Both, I hope. The MacTaggart novels are great fun to write and, I hope, to read, and come straight from my imagination to the printed page. A book like HARD TWISTED involves a different process altogether. I spent over ten years doing the research, and the writing style—spare, allegorical—required a great deal of effort. Honestly, the book took a lot out of me, which made the end product all the more satisfying. Comparing the two is like comparing a tasty comfort food, like pizza, with a multi-course, gourmet meal. Both satisfy, but on fundamentally different levels.
A few words about your next historical?
I’m very excited about it. The working title is TOM & CHARLIE. It’s set in the hangover years after the Roaring Twenties in New York, when Lucky Luciano was the most powerful gangster in America. Thomas Dewey was an ambitious young prosecutor charged with taking him down, and Cokey Flo Brown—grifter, drug addict, and prostitute—was the witness who claimed she could do it.
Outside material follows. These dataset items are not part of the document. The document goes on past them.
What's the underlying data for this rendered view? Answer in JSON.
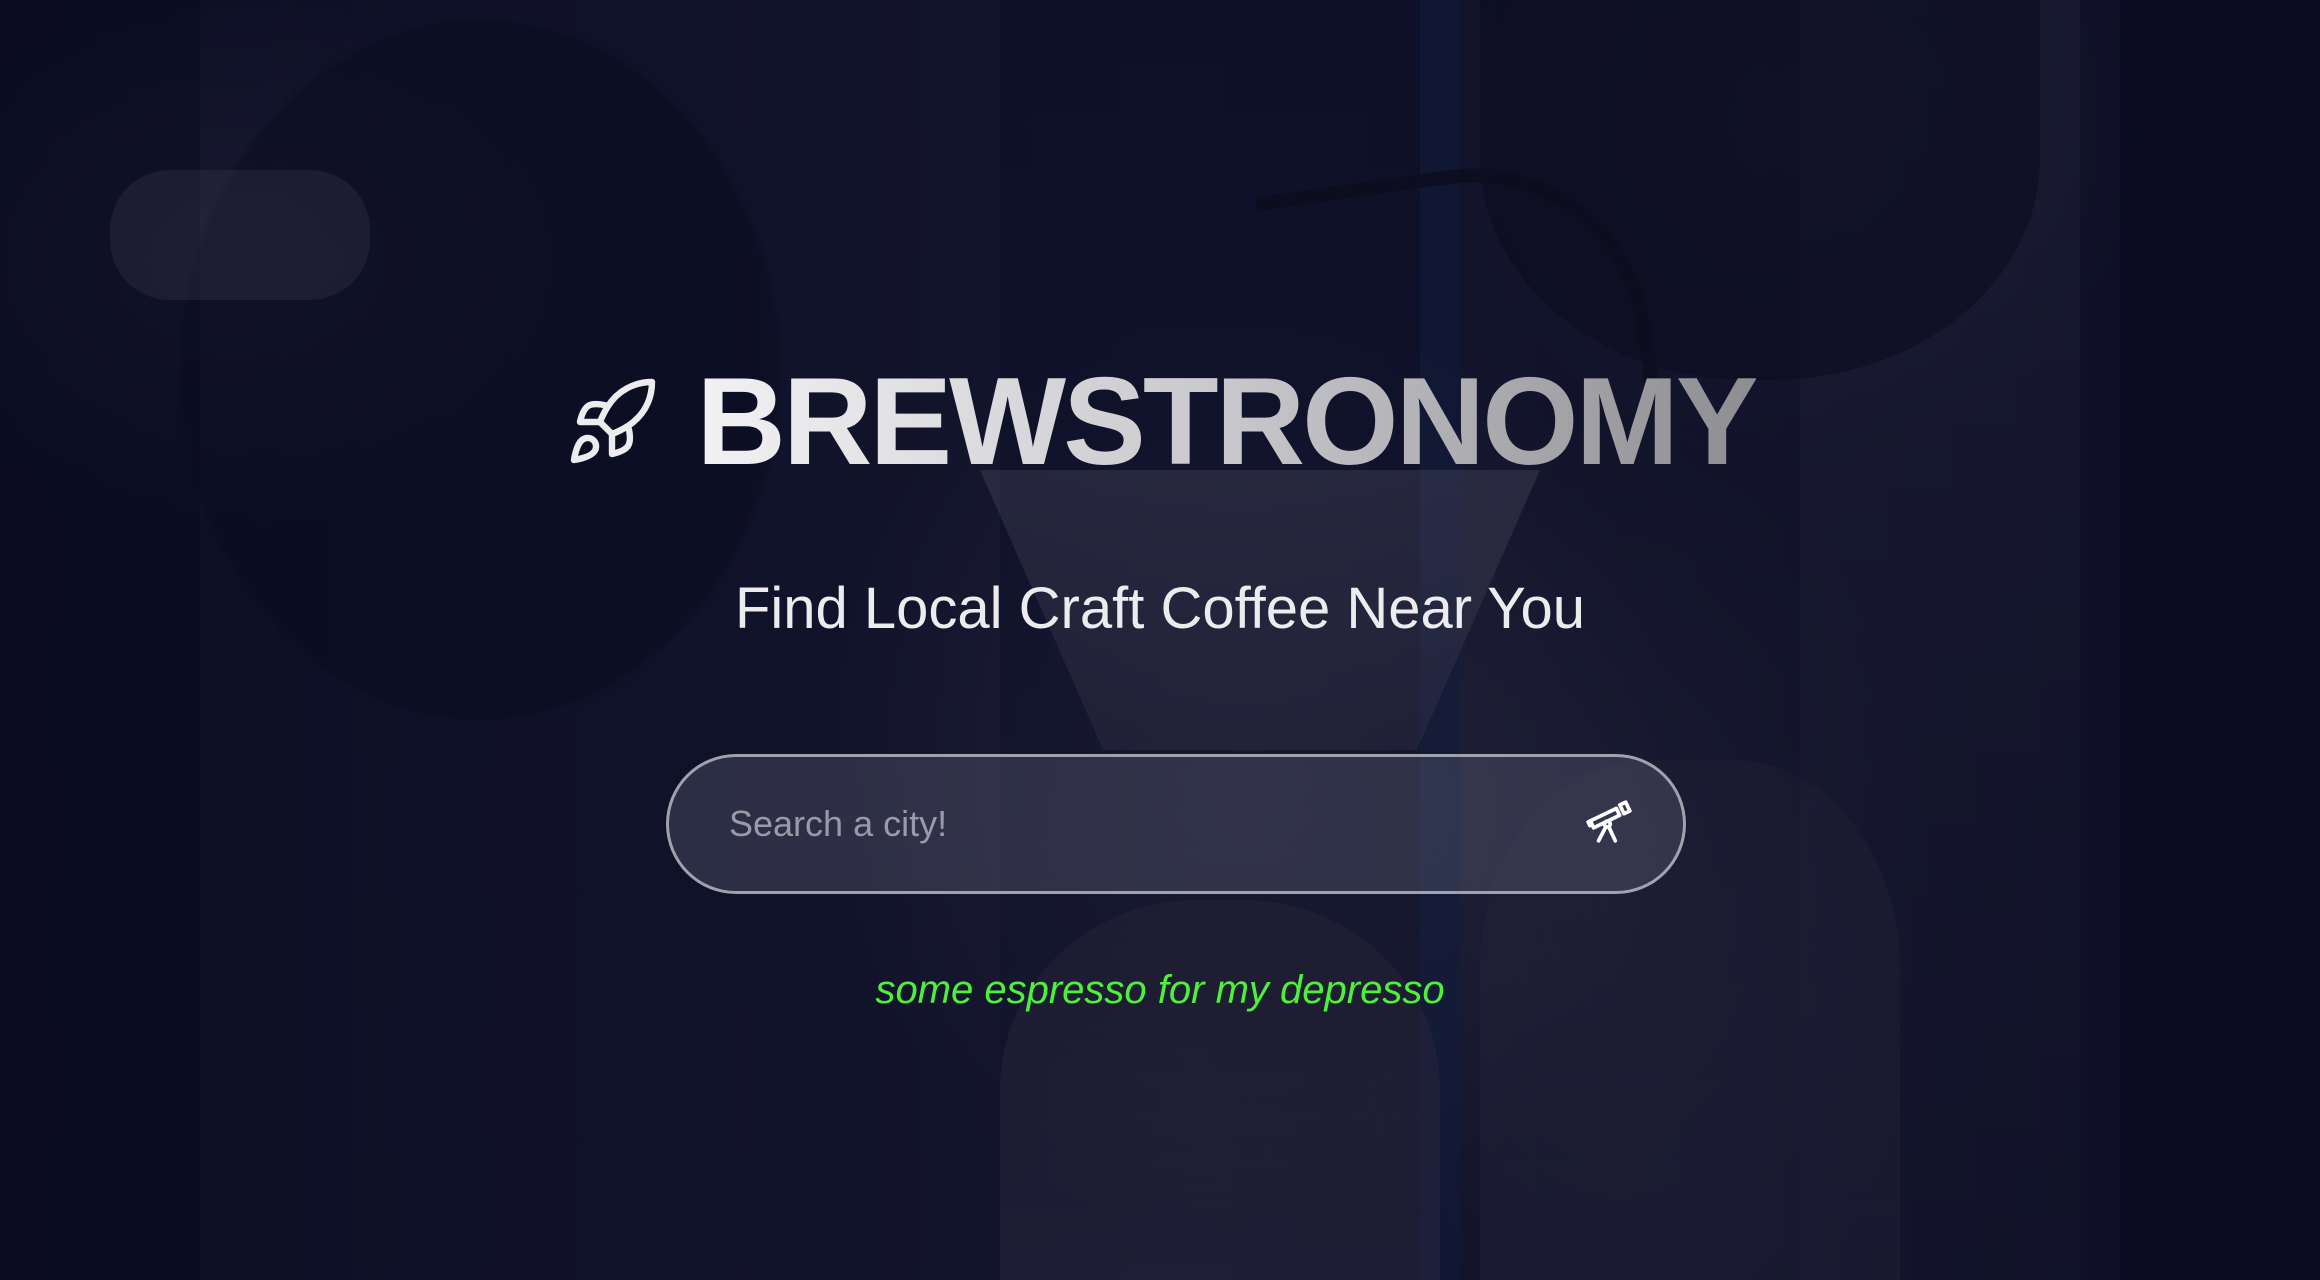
{
  "brand": {
    "title": "BREWSTRONOMY",
    "icon": "rocket-icon"
  },
  "hero": {
    "tagline": "Find Local Craft Coffee Near You"
  },
  "search": {
    "placeholder": "Search a city!",
    "value": "",
    "button_icon": "telescope-icon"
  },
  "motto": "some espresso for my depresso",
  "colors": {
    "motto": "#4ef03a",
    "title_gradient_start": "#f2f2f4",
    "title_gradient_end": "#8d8d92",
    "tagline": "#ececef"
  }
}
Only George Morton Levy, a canny Long Island defense lawyer, stood between Lucky and a life behind bars. The book is their story, beginning in 1915 and building to Luciano’s notorious 1936 vice trial.
Best of all, the book has an intriguing backstory. Some years ago, I met Levy’s daughter, who became a good friend. One day she casually mentioned that when her father died in the 1970s, she moved all of his old case files to a barn in upstate New York, where they remain to this day. I asked if I could fly out and take a look. Sure enough, I found George Morton Levy’s original file from the Luciano trial, complete with hundreds of pages of never-before-seen material. It’s been a ton of work to write, but I think it’s a wonderful story with real historical significance. Look for it in the fall of 2015.
Chuck Greaves spent 25 years as an L.A. trial lawyer before turning his talents to fiction, and his Jack MacTaggart series of legal mysteries has already been a finalist for numerous national honors including the Shamus, Audie, Rocky, and Reviewers’ Choice Awards.